One of the most interesting tensions in Uncommon Ground relates to maturity and immaturity. For Galbraith, it’s clear who the adults in the room are, and it isn’t the people hoisting a papier-mache puppet of Old Crockern up on Stall Moor (and it certainly isn’t Guy Shrubsole gleefully smashing up crow traps, for which he is given both barrels here). Galbraith is riled by exaggeration, sentimentality, waffle, rhetoric; he is drawn to people he considers authentic, frank, honest, and mature. At times this gives the book a slight slant that it could do without, as well-briefed, middle-aged conservative men in offices who talk patiently about complexity and compromise are framed against activists playing ukeleles and saying things like ‘we have to understand the borders within us’. On the other hand, Galbraith doesn’t hold back with regard to ‘pusillanimous and detached’ landowners, who answer to no-one and have become ‘useless’ as a consequence.
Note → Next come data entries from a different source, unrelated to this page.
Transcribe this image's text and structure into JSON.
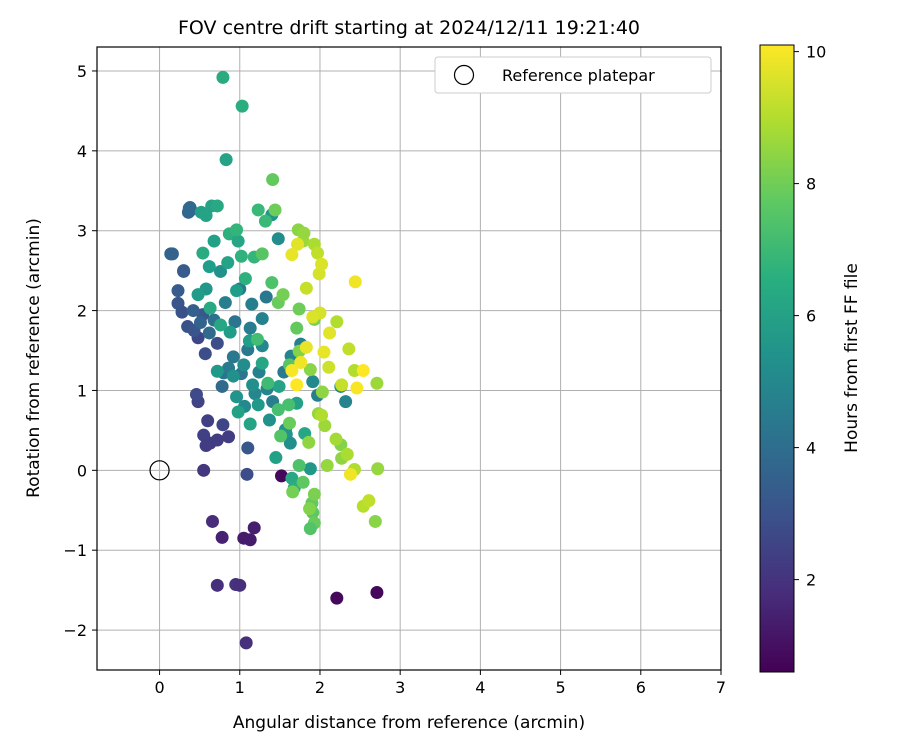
{
  "chart_data": {
    "type": "scatter",
    "title": "FOV centre drift starting at 2024/12/11 19:21:40",
    "xlabel": "Angular distance from reference (arcmin)",
    "ylabel": "Rotation from reference (arcmin)",
    "xlim": [
      -0.78,
      7.0
    ],
    "ylim": [
      -2.5,
      5.3
    ],
    "xticks": [
      0,
      1,
      2,
      3,
      4,
      5,
      6,
      7
    ],
    "yticks": [
      -2,
      -1,
      0,
      1,
      2,
      3,
      4,
      5
    ],
    "grid": true,
    "legend": {
      "position": "top-right",
      "entries": [
        "Reference platepar"
      ]
    },
    "reference_point": {
      "name": "Reference platepar",
      "x": 0,
      "y": 0,
      "marker": "open-circle"
    },
    "colorbar": {
      "label": "Hours from first FF file",
      "range": [
        0.6,
        10.1
      ],
      "ticks": [
        2,
        4,
        6,
        8,
        10
      ],
      "colormap": "viridis"
    },
    "series": [
      {
        "points": [
          [
            1.52,
            -0.07,
            0.8
          ],
          [
            2.21,
            -1.6,
            0.8
          ],
          [
            2.71,
            -1.53,
            0.8
          ],
          [
            1.05,
            -0.85,
            1.3
          ],
          [
            1.13,
            -0.87,
            1.3
          ],
          [
            1.18,
            -0.72,
            1.4
          ],
          [
            0.78,
            -0.84,
            1.5
          ],
          [
            0.66,
            -0.64,
            1.8
          ],
          [
            0.72,
            -1.44,
            1.9
          ],
          [
            0.95,
            -1.43,
            2.0
          ],
          [
            1.0,
            -1.44,
            1.9
          ],
          [
            1.08,
            -2.16,
            1.9
          ],
          [
            0.55,
            0.0,
            2.1
          ],
          [
            0.63,
            0.34,
            2.2
          ],
          [
            0.72,
            0.38,
            2.3
          ],
          [
            0.86,
            0.42,
            2.3
          ],
          [
            0.55,
            0.44,
            2.4
          ],
          [
            0.58,
            0.31,
            2.3
          ],
          [
            0.6,
            0.62,
            2.4
          ],
          [
            0.48,
            0.86,
            2.5
          ],
          [
            0.79,
            0.57,
            2.6
          ],
          [
            0.46,
            0.95,
            2.7
          ],
          [
            1.09,
            -0.05,
            2.8
          ],
          [
            1.1,
            0.28,
            3.2
          ],
          [
            0.57,
            1.46,
            2.8
          ],
          [
            0.48,
            1.66,
            2.6
          ],
          [
            0.72,
            1.59,
            2.8
          ],
          [
            0.35,
            1.8,
            3.0
          ],
          [
            0.43,
            1.75,
            3.1
          ],
          [
            0.54,
            1.95,
            3.2
          ],
          [
            0.23,
            2.09,
            3.1
          ],
          [
            0.28,
            1.98,
            3.0
          ],
          [
            0.23,
            2.25,
            3.3
          ],
          [
            0.3,
            2.5,
            3.4
          ],
          [
            0.14,
            2.71,
            3.6
          ],
          [
            0.16,
            2.71,
            3.6
          ],
          [
            0.36,
            3.23,
            3.7
          ],
          [
            0.38,
            3.29,
            3.8
          ],
          [
            0.39,
            3.26,
            3.7
          ],
          [
            0.37,
            3.28,
            3.8
          ],
          [
            0.3,
            2.49,
            3.3
          ],
          [
            0.42,
            2.0,
            3.5
          ],
          [
            0.51,
            1.85,
            3.6
          ],
          [
            0.62,
            1.72,
            3.9
          ],
          [
            0.68,
            1.88,
            4.1
          ],
          [
            0.78,
            1.05,
            3.9
          ],
          [
            0.8,
            1.22,
            4.2
          ],
          [
            0.86,
            1.28,
            4.5
          ],
          [
            0.92,
            1.42,
            4.4
          ],
          [
            1.02,
            1.21,
            4.3
          ],
          [
            1.1,
            1.51,
            4.4
          ],
          [
            0.94,
            1.86,
            4.3
          ],
          [
            0.82,
            2.1,
            4.6
          ],
          [
            1.0,
            2.27,
            4.5
          ],
          [
            1.15,
            2.08,
            4.7
          ],
          [
            1.28,
            1.9,
            4.8
          ],
          [
            1.33,
            2.17,
            4.4
          ],
          [
            1.13,
            1.78,
            4.6
          ],
          [
            1.24,
            1.23,
            4.8
          ],
          [
            1.34,
            1.02,
            4.9
          ],
          [
            1.41,
            0.86,
            4.6
          ],
          [
            1.55,
            1.23,
            4.5
          ],
          [
            2.32,
            0.86,
            4.9
          ],
          [
            2.26,
            1.05,
            5.0
          ],
          [
            1.97,
            0.94,
            4.7
          ],
          [
            1.64,
            1.43,
            4.9
          ],
          [
            1.76,
            1.58,
            4.8
          ],
          [
            1.91,
            1.11,
            5.1
          ],
          [
            1.19,
            0.96,
            5.0
          ],
          [
            1.06,
            0.8,
            5.1
          ],
          [
            1.48,
            2.9,
            5.2
          ],
          [
            1.4,
            3.2,
            5.6
          ],
          [
            1.28,
            1.56,
            5.1
          ],
          [
            1.16,
            1.07,
            5.3
          ],
          [
            1.05,
            1.32,
            5.2
          ],
          [
            0.92,
            1.18,
            5.4
          ],
          [
            0.96,
            0.92,
            5.5
          ],
          [
            1.23,
            0.82,
            5.7
          ],
          [
            1.37,
            0.63,
            5.4
          ],
          [
            1.58,
            0.45,
            5.6
          ],
          [
            1.88,
            0.02,
            5.6
          ],
          [
            1.63,
            0.34,
            5.3
          ],
          [
            1.57,
            0.51,
            5.5
          ],
          [
            0.76,
            2.49,
            5.4
          ],
          [
            0.58,
            2.27,
            5.6
          ],
          [
            0.48,
            2.2,
            5.8
          ],
          [
            0.62,
            2.55,
            5.9
          ],
          [
            0.68,
            2.87,
            6.0
          ],
          [
            0.85,
            2.6,
            6.1
          ],
          [
            0.96,
            2.25,
            5.9
          ],
          [
            0.88,
            1.73,
            5.8
          ],
          [
            0.72,
            1.24,
            5.7
          ],
          [
            0.98,
            0.73,
            6.0
          ],
          [
            1.13,
            0.58,
            6.1
          ],
          [
            1.12,
            1.62,
            5.9
          ],
          [
            1.28,
            1.34,
            6.2
          ],
          [
            1.49,
            1.05,
            6.1
          ],
          [
            1.71,
            0.84,
            6.0
          ],
          [
            1.81,
            0.46,
            6.2
          ],
          [
            1.45,
            0.16,
            6.0
          ],
          [
            1.65,
            -0.1,
            6.3
          ],
          [
            1.68,
            -0.22,
            6.5
          ],
          [
            0.65,
            3.31,
            6.1
          ],
          [
            0.52,
            3.23,
            6.0
          ],
          [
            0.58,
            3.19,
            6.1
          ],
          [
            0.72,
            3.31,
            6.3
          ],
          [
            0.54,
            2.72,
            6.4
          ],
          [
            0.63,
            2.03,
            6.3
          ],
          [
            0.76,
            1.82,
            6.2
          ],
          [
            0.87,
            2.96,
            6.6
          ],
          [
            0.98,
            2.87,
            6.2
          ],
          [
            0.83,
            3.89,
            6.1
          ],
          [
            0.79,
            4.92,
            6.4
          ],
          [
            1.03,
            4.56,
            6.5
          ],
          [
            1.07,
            2.4,
            6.6
          ],
          [
            1.02,
            2.68,
            6.7
          ],
          [
            0.96,
            3.01,
            6.8
          ],
          [
            1.18,
            2.67,
            6.9
          ],
          [
            1.32,
            3.12,
            7.0
          ],
          [
            1.23,
            3.26,
            7.0
          ],
          [
            1.41,
            3.64,
            7.8
          ],
          [
            1.44,
            3.26,
            8.0
          ],
          [
            1.28,
            2.71,
            7.6
          ],
          [
            1.4,
            2.35,
            7.4
          ],
          [
            1.22,
            1.64,
            7.2
          ],
          [
            1.35,
            1.09,
            7.1
          ],
          [
            1.48,
            0.76,
            7.3
          ],
          [
            1.51,
            0.43,
            7.5
          ],
          [
            1.74,
            0.06,
            7.4
          ],
          [
            1.79,
            -0.15,
            7.7
          ],
          [
            1.66,
            -0.27,
            8.1
          ],
          [
            1.9,
            -0.41,
            7.8
          ],
          [
            1.91,
            -0.53,
            7.7
          ],
          [
            1.93,
            -0.66,
            7.9
          ],
          [
            1.88,
            -0.73,
            7.5
          ],
          [
            1.93,
            -0.3,
            8.2
          ],
          [
            1.87,
            -0.48,
            8.3
          ],
          [
            2.27,
            0.15,
            8.5
          ],
          [
            2.26,
            0.32,
            8.3
          ],
          [
            2.09,
            0.06,
            8.6
          ],
          [
            1.61,
            0.82,
            7.3
          ],
          [
            1.62,
            1.32,
            7.6
          ],
          [
            1.71,
            1.78,
            7.8
          ],
          [
            1.48,
            2.1,
            7.9
          ],
          [
            1.54,
            2.2,
            8.1
          ],
          [
            1.74,
            2.02,
            8.0
          ],
          [
            1.93,
            1.89,
            8.2
          ],
          [
            1.74,
            1.49,
            8.3
          ],
          [
            1.88,
            1.26,
            8.4
          ],
          [
            2.03,
            0.98,
            8.5
          ],
          [
            1.98,
            0.71,
            8.6
          ],
          [
            2.06,
            0.56,
            8.7
          ],
          [
            2.2,
            0.39,
            8.8
          ],
          [
            2.34,
            0.2,
            8.9
          ],
          [
            2.43,
            0.01,
            9.0
          ],
          [
            2.54,
            -0.45,
            9.1
          ],
          [
            2.61,
            -0.38,
            9.2
          ],
          [
            2.69,
            -0.64,
            8.4
          ],
          [
            2.72,
            0.02,
            8.6
          ],
          [
            2.71,
            1.09,
            8.7
          ],
          [
            2.43,
            1.25,
            9.0
          ],
          [
            2.36,
            1.52,
            9.2
          ],
          [
            2.21,
            1.86,
            9.0
          ],
          [
            2.27,
            1.07,
            9.3
          ],
          [
            2.11,
            1.29,
            9.4
          ],
          [
            1.79,
            2.87,
            8.7
          ],
          [
            1.73,
            3.01,
            8.4
          ],
          [
            1.8,
            2.97,
            8.6
          ],
          [
            1.93,
            2.83,
            8.9
          ],
          [
            1.97,
            2.72,
            9.2
          ],
          [
            1.83,
            2.28,
            9.3
          ],
          [
            1.99,
            2.46,
            9.5
          ],
          [
            2.02,
            2.58,
            9.6
          ],
          [
            1.72,
            2.83,
            9.7
          ],
          [
            1.65,
            2.7,
            9.8
          ],
          [
            2.44,
            2.36,
            9.9
          ],
          [
            2.0,
            1.97,
            9.5
          ],
          [
            1.91,
            1.92,
            9.6
          ],
          [
            2.12,
            1.72,
            9.7
          ],
          [
            2.05,
            1.48,
            9.8
          ],
          [
            1.83,
            1.54,
            9.8
          ],
          [
            1.76,
            1.35,
            9.9
          ],
          [
            1.65,
            1.25,
            10.0
          ],
          [
            1.71,
            1.07,
            10.1
          ],
          [
            2.46,
            1.03,
            10.0
          ],
          [
            2.54,
            1.25,
            10.1
          ],
          [
            2.38,
            -0.05,
            9.9
          ],
          [
            2.02,
            0.69,
            9.0
          ],
          [
            1.86,
            0.35,
            8.5
          ],
          [
            1.62,
            0.59,
            7.9
          ]
        ]
      }
    ]
  }
}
Mostly, though, the sentiment feeds into a rather touching admiration for people like Nicola Williamson, a deer manager in north-west Scotland, who takes him deer stalking in Glen Affric. A working-class woman from suburban Fife, Williamson argues that ‘it all comes back in a roundabout way to people, no matter who they are, having agency over the land around them’. ‘In another context it might feel idealistic,’ Galbraith notes, ‘but coming from an ecologist with windburned cheeks, a gralloching knife on her belt and a .270 rifle by the door, it makes a lot of sense.’
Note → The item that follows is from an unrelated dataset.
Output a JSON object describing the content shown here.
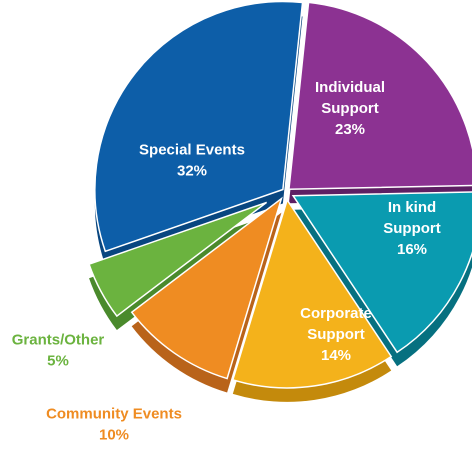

In Galbraith’s final chapter, a torrent of practical recommendations breaks loose, centred on an urgent need for hands-on engagement with the countryside and conservation. Where he differs from Right to Roam is that his focus is on practicality, know-how, hard-won understanding, rather than emotional connection or quasi-spritual kinship; where he is in agreement, though, is in seeing that whatever must be done must be done collectively – we must do it together.

What Uncommon Ground also shows us, by its excellent example, is that this is hard work. Coming together is hard work. Bridge-building is hard work. Galbraith never plays up the legwork he’s putting in (only once joking, to a young man enthusing about Kerouac, ‘I’m keen to get off the road’), but having these conversations – making them happen – is work that may be beyond most of us. Easier by far to hang out and listen to speeches by people we already agree with.

It was clear from his first book that Galbraith is an uncommon talent; in Uncommon Ground – a book that manages to be profound and entertaining, deeply serious and mordantly funny, impassioned and proportionate, wide-ranging and crisply focused – we see what he can do when he is on a mission, and it’s formidable. ‘Country life’ (a moribund theme, not long ago) finally has, in Galbraith, the observer, interpreter and amanuensis it deserves.